Ao longo desses anos o Fundo Rotativo foi acessado por dezenas de mulheres da comunidade, gerando renda e trabalho, e sempre guardando um pequeno percentual para a reserva do fundo rotativo, que hoje tem seu recurso triplicado, chegando a R$ 600,00, e o emprego desses recursos é sempre decidido de forma coletiva pela comunidade.

O que mudou?

Com a organização dessas mulheres Guerreiras do Pajeú, houve uma série de mudanças nos âmbitos ambientais, econômicos, sociopolíticos e nas relações de gênero. Confira algumas delas:

  • Houve o aumento do reflorestamento na região por meio do plantio de mudas recebidas, além da diminuição do uso de madeira através dos ecofogões.
  • Melhoria do acesso à água com a construção de cisternas para o consumo humano e também a melhoria da qualidade das águas dos rios, que passaram a ser mais bem preservados após os processos de formação.
  • As novas práticas agroecológicas de manejo e uso de inseticidas naturais, como a calda do nim, melhoraram a fertilidade do solo e contribuíram para o reaproveitamento de insumos.
  • Houve a ampliação da quantidade de animais, com o projeto de criação de galinhas, melhorando a renda das famílias. O que pode ser constatado pelo aumento do poder de compra, como a aquisição de novos equipamentos domésticos como máquina de lavar, batedeira, televisão e celular.
  • Com a assessoria técnica e o aumento da produção de alimentos nos quintais, as famílias conseguiram ter alimentação mais saudável em suas mesas.
  • O processo de participação das mulheres da comunidade foi fortalecido com a participação em reuniões, dentro e fora da comunidade, em cursos, festividades e confraternizações.
  • Quanto as relações de gênero, houve diminuição da violência contra as mulheres, graças ao processo formativo e à sua organização, mas ainda há o desafio da divisão justa do trabalho doméstico e cuidados, mesmo que elas já tenham conseguido iniciar algumas mudanças em casa.
  • Outro aspecto importante foi a diversificação de produtos beneficiados, como queijo, doces, manteiga e sua comercialização local. E, com o aumento da produção própria, houve diminuição significativa nos custos das famílias com alimentação, percebida especialmente com os quintais produtivos.
  • A aquisição de equipamentos, como forrageiras, bomba d’água e foice elétrica tem reduzido a mão de obra mais pesada, mesmo que haja um aumento no volume de trabalho, esse não exige mais o mesmo esforço físico.
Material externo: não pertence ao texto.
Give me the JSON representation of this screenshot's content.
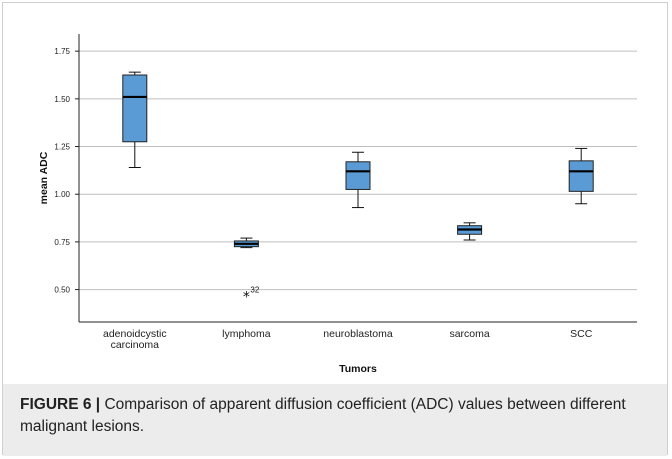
{
  "chart_data": {
    "type": "boxplot",
    "xlabel": "Tumors",
    "ylabel": "mean ADC",
    "ylim": [
      0.33,
      1.84
    ],
    "yticks": [
      "0.50",
      "0.75",
      "1.00",
      "1.25",
      "1.50",
      "1.75"
    ],
    "grid": "horizontal",
    "box_color": "#5b9bd5",
    "categories": [
      {
        "label_lines": [
          "adenoidcystic",
          "carcinoma"
        ],
        "min": 1.14,
        "q1": 1.275,
        "median": 1.51,
        "q3": 1.625,
        "max": 1.64
      },
      {
        "label_lines": [
          "lymphoma"
        ],
        "min": 0.72,
        "q1": 0.725,
        "median": 0.74,
        "q3": 0.755,
        "max": 0.77,
        "outliers": [
          {
            "value": 0.48,
            "label": "32",
            "marker": "*"
          }
        ]
      },
      {
        "label_lines": [
          "neuroblastoma"
        ],
        "min": 0.93,
        "q1": 1.025,
        "median": 1.12,
        "q3": 1.17,
        "max": 1.22
      },
      {
        "label_lines": [
          "sarcoma"
        ],
        "min": 0.76,
        "q1": 0.79,
        "median": 0.815,
        "q3": 0.835,
        "max": 0.85
      },
      {
        "label_lines": [
          "SCC"
        ],
        "min": 0.95,
        "q1": 1.015,
        "median": 1.12,
        "q3": 1.175,
        "max": 1.24
      }
    ]
  },
  "caption": {
    "label": "FIGURE 6 |",
    "text": " Comparison of apparent diffusion coefficient (ADC) values between different malignant lesions."
  }
}
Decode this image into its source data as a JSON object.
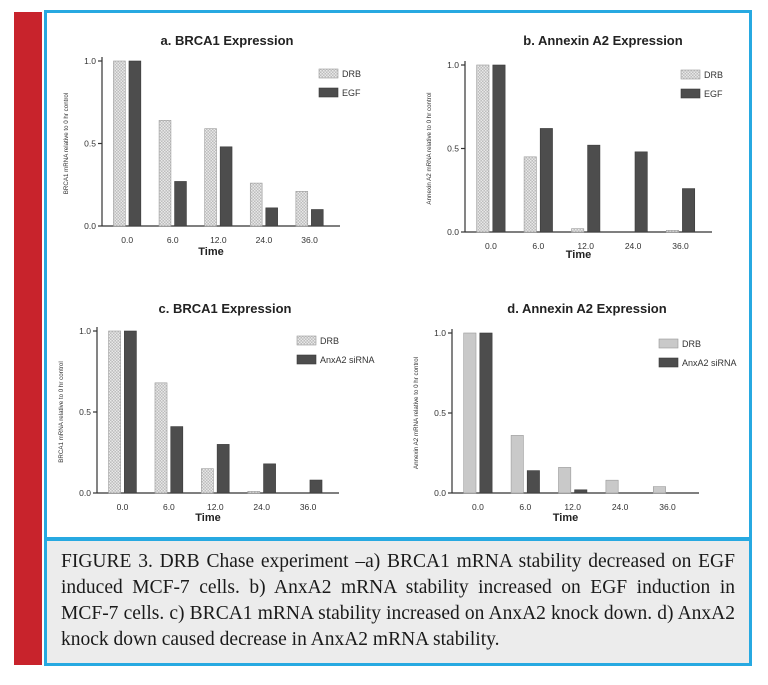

Com todas essas mudanças, conquistas e desafios superados, a trajetória das Guerreiras do Pajeú II serve de exemplo para muitas outras comunidades. O fortalecimento coletivo dessas mulheres, que até hoje se reúnem de forma sistemática, mostra que com união, solidariedade e trabalho conjunto, é possível concretizar grandes sonhos e mudar realidades.

Como afirma uma das participantes do grupo: “Tem muita conquista. Só de a gente estar reunida todo mês, discutir os assuntos do grupo… Às vezes tem uma companheira passando por momentos difíceis, a gente conversa, explica, ajuda com uma palavra, porque às vezes uma palavra ajuda muito mais do que o financeiro”.

 

Quem faz a experiência? 

Essa é a experiência das Guerreiras do Pajeú II, na Comunidade de Poço Redondo, Tabira/PE.